MEDAN| DANews.id — Satuan Reserse Narkoba (Satresnarkoba) Polrestabes Medan menggerebek dua sarang narkoba di kawasan Jalan Mangkubumi, Kecamatan Medan Maimun, pada Minggu (23/8/2026) sore. Petugas berhasil menangkap dua pengedar dan tujuh pemakai narkoba, beberapa di antaranya sempat melompat ke sungai saat penggerebekan berlangsung.
Kasat Resnarkoba Polrestabes Medan, AKBP Rafli Yusuf Nugraha, SH, SIK, MIP, menjelaskan penggerebekan ini berawal dari hasil penyelidikan yang menemukan aktivitas jual beli narkoba di dua lokasi berbeda di kawasan tersebut.
“Ada dua sarang narkoba dengan modus berbeda yang kami gerebek. Pertama sarang narkoba modus rumah kos, jadi di lantai 2 kamar kos, dan lantai 1 dijadikan basis narkoba. Sarang narkoba kedua, modusnya berada di bantaran sungai, saat kami gerebek ada beberapa orang yang melompat ke sungai,” ungkap Rafli.
Berdasarkan perhitungan matang, seluruh perwira Satresnarkoba bersama tim gabungan berpencar dan menyentuh kedua lokasi sekaligus. Petugas meringkus sembilan pria di tempat kejadian. Dua orang yakni AR (37) dan AG (42) ditetapkan sebagai pengedar narkotika jenis sabu. Petugas menyita 4 paket sabu siap edar dari AR dan 3 paket sabu siap edar dari AG.
“Untuk tujuh orang kami deteksi sebagai pengguna, mereka ini umumnya berprofesi sebagai juru parkir dan beberapa berprofesi sebagai buruh harian lepas. Selain narkotika jenis sabu, kami juga menyita puluhan alat hisap, puluhan plastik klip, sejumlah uang, dan sebilah kapak yang diduga sengaja disiapkan untuk menyerang petugas,” tambah Rafli.
Petugas kemudian menghancurkan seluruh tempat transaksi narkoba tersebut. Kami membakar meja, tempat duduk, serta triplek penutup lapak yang digunakan untuk mengedarkan dan menggunakan narkoba.

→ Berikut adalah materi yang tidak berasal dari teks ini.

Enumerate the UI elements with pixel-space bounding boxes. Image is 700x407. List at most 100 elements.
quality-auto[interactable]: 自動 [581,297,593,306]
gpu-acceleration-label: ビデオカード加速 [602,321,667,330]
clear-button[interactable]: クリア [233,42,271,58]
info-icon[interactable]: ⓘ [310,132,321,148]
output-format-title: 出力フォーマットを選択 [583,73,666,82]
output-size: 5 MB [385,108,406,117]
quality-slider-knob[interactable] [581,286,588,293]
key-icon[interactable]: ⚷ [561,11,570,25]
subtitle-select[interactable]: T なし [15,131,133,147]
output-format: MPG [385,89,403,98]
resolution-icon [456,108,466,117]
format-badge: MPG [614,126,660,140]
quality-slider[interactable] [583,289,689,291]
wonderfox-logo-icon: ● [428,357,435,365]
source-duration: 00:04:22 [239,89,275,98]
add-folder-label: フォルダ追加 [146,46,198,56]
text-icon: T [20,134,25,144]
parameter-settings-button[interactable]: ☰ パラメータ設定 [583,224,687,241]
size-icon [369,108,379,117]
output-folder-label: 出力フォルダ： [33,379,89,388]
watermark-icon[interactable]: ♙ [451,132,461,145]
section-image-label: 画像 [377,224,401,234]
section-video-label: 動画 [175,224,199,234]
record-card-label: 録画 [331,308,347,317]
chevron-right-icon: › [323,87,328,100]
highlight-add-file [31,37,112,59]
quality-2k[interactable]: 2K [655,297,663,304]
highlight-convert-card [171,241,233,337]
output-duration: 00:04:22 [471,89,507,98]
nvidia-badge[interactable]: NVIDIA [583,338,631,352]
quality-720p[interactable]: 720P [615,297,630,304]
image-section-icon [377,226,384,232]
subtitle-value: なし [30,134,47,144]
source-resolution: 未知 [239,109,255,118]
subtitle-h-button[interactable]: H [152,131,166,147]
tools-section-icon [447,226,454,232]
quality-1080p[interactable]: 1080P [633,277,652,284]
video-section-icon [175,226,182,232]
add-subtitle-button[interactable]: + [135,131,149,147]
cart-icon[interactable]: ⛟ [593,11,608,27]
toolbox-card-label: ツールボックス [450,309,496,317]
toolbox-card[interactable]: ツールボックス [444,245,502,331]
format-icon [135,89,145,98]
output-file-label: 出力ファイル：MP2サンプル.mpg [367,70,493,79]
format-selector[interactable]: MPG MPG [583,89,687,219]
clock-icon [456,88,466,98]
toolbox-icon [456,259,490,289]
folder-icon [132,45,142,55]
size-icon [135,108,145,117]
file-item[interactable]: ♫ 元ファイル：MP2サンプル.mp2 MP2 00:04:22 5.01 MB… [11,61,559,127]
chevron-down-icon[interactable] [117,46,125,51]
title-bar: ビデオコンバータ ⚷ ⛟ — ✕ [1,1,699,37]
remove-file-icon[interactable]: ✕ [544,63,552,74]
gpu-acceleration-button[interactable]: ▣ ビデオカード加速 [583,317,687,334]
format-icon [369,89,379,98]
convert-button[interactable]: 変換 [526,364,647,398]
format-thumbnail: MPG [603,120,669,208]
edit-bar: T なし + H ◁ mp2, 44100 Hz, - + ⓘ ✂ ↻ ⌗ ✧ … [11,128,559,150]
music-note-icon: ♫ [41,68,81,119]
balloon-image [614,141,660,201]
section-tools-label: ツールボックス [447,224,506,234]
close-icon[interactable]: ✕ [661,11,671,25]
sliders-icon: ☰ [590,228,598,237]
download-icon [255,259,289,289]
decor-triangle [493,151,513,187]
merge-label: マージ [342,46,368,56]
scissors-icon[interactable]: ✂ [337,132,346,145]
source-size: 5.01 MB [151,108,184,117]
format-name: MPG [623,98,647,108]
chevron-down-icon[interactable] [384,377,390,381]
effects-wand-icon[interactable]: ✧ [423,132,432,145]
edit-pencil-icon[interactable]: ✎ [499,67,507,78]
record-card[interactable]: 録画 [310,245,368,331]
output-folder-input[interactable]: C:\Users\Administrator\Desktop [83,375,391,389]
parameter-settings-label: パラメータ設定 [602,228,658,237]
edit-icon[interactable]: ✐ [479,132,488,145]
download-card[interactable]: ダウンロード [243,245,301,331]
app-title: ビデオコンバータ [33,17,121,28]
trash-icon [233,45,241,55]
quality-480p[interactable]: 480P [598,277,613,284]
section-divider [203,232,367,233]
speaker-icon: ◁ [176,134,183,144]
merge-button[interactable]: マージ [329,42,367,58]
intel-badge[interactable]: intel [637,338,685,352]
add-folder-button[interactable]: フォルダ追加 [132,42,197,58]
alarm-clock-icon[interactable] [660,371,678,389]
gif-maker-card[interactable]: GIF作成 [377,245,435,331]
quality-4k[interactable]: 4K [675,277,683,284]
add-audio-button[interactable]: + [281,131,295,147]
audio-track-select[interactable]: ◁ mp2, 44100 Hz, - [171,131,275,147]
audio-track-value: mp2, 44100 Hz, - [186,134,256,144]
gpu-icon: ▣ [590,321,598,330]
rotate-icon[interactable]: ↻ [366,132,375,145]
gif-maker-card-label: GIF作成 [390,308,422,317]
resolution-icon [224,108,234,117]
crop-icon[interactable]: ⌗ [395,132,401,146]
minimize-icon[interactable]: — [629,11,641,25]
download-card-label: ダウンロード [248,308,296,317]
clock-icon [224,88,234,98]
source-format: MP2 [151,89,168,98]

Polisi juga menempatkan pengawasan ketat di kawasan ini dan berjanji akan kembali melakukan penggerebekan jika aktivitas serupa terulang.
“Kawasan ini akan kami awasi dengan ketat, kami mengajak masyarakat untuk sama–sama memerangi narkoba, untuk menyelamatkan generasi bangsa,” pungkas Rafli.